The results of the present study revealed significant less pain after SILS cholecystectomy versus four-port classic laparoscopic cholecystectomy, especially after the first 12 h postoperatively for abdominal pain and after the first 6 h postoperatively for shoulder tip pain. Total abdominal and shoulder pain after the first 6 h postoperatively in the SILS group was so low that more patients of this group asked to go home at this time point. Total pain was about zero and general condition was excellent after the first 24 h postoperatively, and some patients asked to return immediately to all activities.

Preincisional local infiltration plus intraperitoneal infusion of ropivacaine at the beginning of laparoscopic cholecystectomy, combined with normal saline infusion at the end of the procedure, is a well-established method for reducing pain after laparoscopic cholecystectomy [68].
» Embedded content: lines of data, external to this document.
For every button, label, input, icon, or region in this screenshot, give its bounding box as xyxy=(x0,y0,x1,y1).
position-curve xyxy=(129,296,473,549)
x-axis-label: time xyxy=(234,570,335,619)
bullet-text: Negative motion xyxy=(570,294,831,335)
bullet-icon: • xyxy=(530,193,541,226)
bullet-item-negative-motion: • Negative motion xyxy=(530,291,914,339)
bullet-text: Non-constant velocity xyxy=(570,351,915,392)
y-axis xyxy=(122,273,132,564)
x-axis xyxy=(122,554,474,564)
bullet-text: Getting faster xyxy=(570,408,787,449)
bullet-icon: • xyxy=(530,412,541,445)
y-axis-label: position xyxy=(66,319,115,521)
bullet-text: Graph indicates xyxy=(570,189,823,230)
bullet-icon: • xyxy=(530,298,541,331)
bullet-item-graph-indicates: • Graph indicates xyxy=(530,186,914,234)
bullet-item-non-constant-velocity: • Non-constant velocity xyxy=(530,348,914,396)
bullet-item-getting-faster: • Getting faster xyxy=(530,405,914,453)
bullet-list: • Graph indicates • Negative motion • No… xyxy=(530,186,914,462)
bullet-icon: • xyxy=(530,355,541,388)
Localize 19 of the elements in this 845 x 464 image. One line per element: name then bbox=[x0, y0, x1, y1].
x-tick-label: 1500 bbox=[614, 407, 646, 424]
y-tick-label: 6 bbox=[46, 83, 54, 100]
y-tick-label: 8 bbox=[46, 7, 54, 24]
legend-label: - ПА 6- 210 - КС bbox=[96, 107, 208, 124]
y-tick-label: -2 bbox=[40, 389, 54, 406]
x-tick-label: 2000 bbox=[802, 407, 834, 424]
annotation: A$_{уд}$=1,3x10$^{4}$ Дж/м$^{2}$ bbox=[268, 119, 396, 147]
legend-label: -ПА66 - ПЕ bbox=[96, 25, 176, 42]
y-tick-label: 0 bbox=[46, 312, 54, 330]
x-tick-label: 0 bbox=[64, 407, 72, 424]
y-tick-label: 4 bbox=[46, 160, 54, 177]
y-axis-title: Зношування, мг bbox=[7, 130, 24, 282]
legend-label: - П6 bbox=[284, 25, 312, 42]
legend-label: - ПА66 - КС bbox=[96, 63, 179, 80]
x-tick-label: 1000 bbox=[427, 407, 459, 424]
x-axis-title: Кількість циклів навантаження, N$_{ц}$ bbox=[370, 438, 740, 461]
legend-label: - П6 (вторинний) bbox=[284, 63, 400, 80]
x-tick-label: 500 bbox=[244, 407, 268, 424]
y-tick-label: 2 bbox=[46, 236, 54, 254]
Preincisional wound infiltration with local anesthetic seems to have provided some benefit in early postoperative pain reduction [6, 11], while other studies found no benefit [12]. The instillation of 150 mg ropivacaine intraperitoneally at the beginning of the procedure led to benefit in terms of both postoperative pain and postoperative analgesic consumption, without any toxic effect [13].

Intraperitoneal infusion of normal saline at the end of the procedure is the only way to remove the carbon dioxide from the subdiaphragmatic area. The carbon dioxide gas between liver and diaphragm increases the space between them, producing tension of the peritoneal reflection and shoulder pain through mechanical irritation of the right phrenic nerve [7, 14]. The 37°C temperature of the infused normal saline improves the hypothermia caused by carbon dioxide gas used for pneumoperitoneum. The heating of the peritoneum reduces the freezing peritoneal irritation and thus abdominal and shoulder pain [8, 15].

In the present study, all attempts for reduction of postoperative abdominal and shoulder pain were the same for classic laparoscopic and SILS cholecystectomy. The only difference was the extent of total incisional trauma, as well as the location of the umbilical incision. In classic four-port laparoscopic cholecystectomy, except for the three subcostal small incisions, the umbilical incision was located subumbilically. In SILS cholecystectomy the single incision was located intraumbilically. Although the amount of ropivacaine used for umbilical infiltration was the same in the two groups, postoperative pain was lower in the SILS group. This result suggests that the different neurosis in subumbilical and intraumbilical regions may cause this difference in postoperative pain. It is obvious that the three smaller incisions in classic laparoscopic cholecystectomy are absent in the SILS procedure, thus any pain from these wounds is absent in the SILS patients.

Shoulder tip pain was significantly lower in the SILS group versus the classic laparoscopic cholecystectomy group after the first 6 h postoperatively. It is difficult to explain this difference, since the kind and amount of the gas used for pneumoperitoneum were similar and the procedures for reduction of postoperative shoulder pain were also the same. It is possible that the subcostal trocar wounds, which are located near to the right hemidiaphragmatic peritoneum, may increase phrenic irritation and shoulder pain, although this is only a hypothesis.

In conclusion, today SILS cholecystectomy is a feasible and safe invisible-scar technique with significantly reduced postoperative abdominal and shoulder pain. SILS cholecystectomy in combination with preincisional and intraperitoneal ropivacaine plus subdiaphragmatic normal saline infusion at the end of the surgical procedure may facilitate 1-day surgery and early return to full activities for surgical treatment of uncomplicated cholelithiasis.